Dr. Aviva Abosch completed her undergraduate degree at Bryn Mawr College, followed by an M.D. and Ph.D. (Neuroscience) at the University of Pittsburgh, neurosurgery residency at the University of California, San Francisco (UCSF), followed by fellowship training in Epilepsy Surgery at the Montreal Neurological Institute, and in Stereotactic and Functional Neurosurgery at the University of Toronto.
Dr. Abosch was previously on faculty at Emory University, the University of Minnesota, and the University of Colorado-Anschutz Medical Campus, where she served as Vice Chair for Research in Neurosurgery. Since 2019, she has been a tenured Professor and Chair of the Neurosurgery Department at the University of Nebraska Medical Center (UNMC), and holder of the Nancy A. Keegan and Donald R. Voelte, Jr. Chair in Neurosurgery. She is also Co-Director of the Clinical Neurosciences Service Line, Director of the UNMC/Nebraska Medicine Functional, Epilepsy, and Stereotactic Surgery Program, and Director of the Fellowship Training Program in Functional, Epilepsy, and Stereotactic Surgery at UNMC.

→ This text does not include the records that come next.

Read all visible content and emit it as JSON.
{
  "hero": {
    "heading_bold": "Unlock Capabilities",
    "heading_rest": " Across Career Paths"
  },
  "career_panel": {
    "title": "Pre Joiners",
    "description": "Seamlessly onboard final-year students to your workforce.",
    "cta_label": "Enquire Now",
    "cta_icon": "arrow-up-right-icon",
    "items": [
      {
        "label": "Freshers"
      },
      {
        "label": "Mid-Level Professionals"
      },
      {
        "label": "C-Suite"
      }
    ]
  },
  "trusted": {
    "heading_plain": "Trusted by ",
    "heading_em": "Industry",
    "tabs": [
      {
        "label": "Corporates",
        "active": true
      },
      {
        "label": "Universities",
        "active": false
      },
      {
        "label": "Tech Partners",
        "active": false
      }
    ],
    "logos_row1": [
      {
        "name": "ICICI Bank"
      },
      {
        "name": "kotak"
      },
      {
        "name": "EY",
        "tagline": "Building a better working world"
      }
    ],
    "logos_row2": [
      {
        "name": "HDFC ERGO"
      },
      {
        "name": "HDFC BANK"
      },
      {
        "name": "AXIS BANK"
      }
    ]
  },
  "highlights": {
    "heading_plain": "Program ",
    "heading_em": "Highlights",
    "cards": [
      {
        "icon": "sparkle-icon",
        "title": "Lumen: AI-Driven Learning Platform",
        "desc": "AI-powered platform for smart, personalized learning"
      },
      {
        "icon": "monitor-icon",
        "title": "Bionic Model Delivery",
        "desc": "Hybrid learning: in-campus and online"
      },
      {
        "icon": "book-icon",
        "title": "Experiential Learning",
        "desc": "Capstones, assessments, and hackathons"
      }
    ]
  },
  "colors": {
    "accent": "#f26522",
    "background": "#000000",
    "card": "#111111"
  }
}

Dr. Abosch is a Past-President of the American Society of Stereotactic and Functional Neurosurgery (ASSFN) and of Women in Neurosurgery (WINS), and currently serves as a Member-at-Large of the Board of Directors of the American Association of Neurological Surgeons (AANS), Secretary of the Neurosurgical Society of America (NSA), and as an Examiner for the American Board of Neurological Surgeons (ABNS). She is a member of the Editorial Board of Neurosurgery and was formerly a member of the Editorial Boards of Stereotactic and Functional Neurosurgery, and the Journal of Neurosurgery. She speaks nationally and internationally on her areas of clinical and research expertise. Her research in neuromodulation is funded through intramural, industry, and governmental sources, including UH3 BRAIN Initiative awards through the National Institute of Health (NIH) for the study of sleep in Parkinson’s Disease and of craving and addiction in methamphetamine abuse.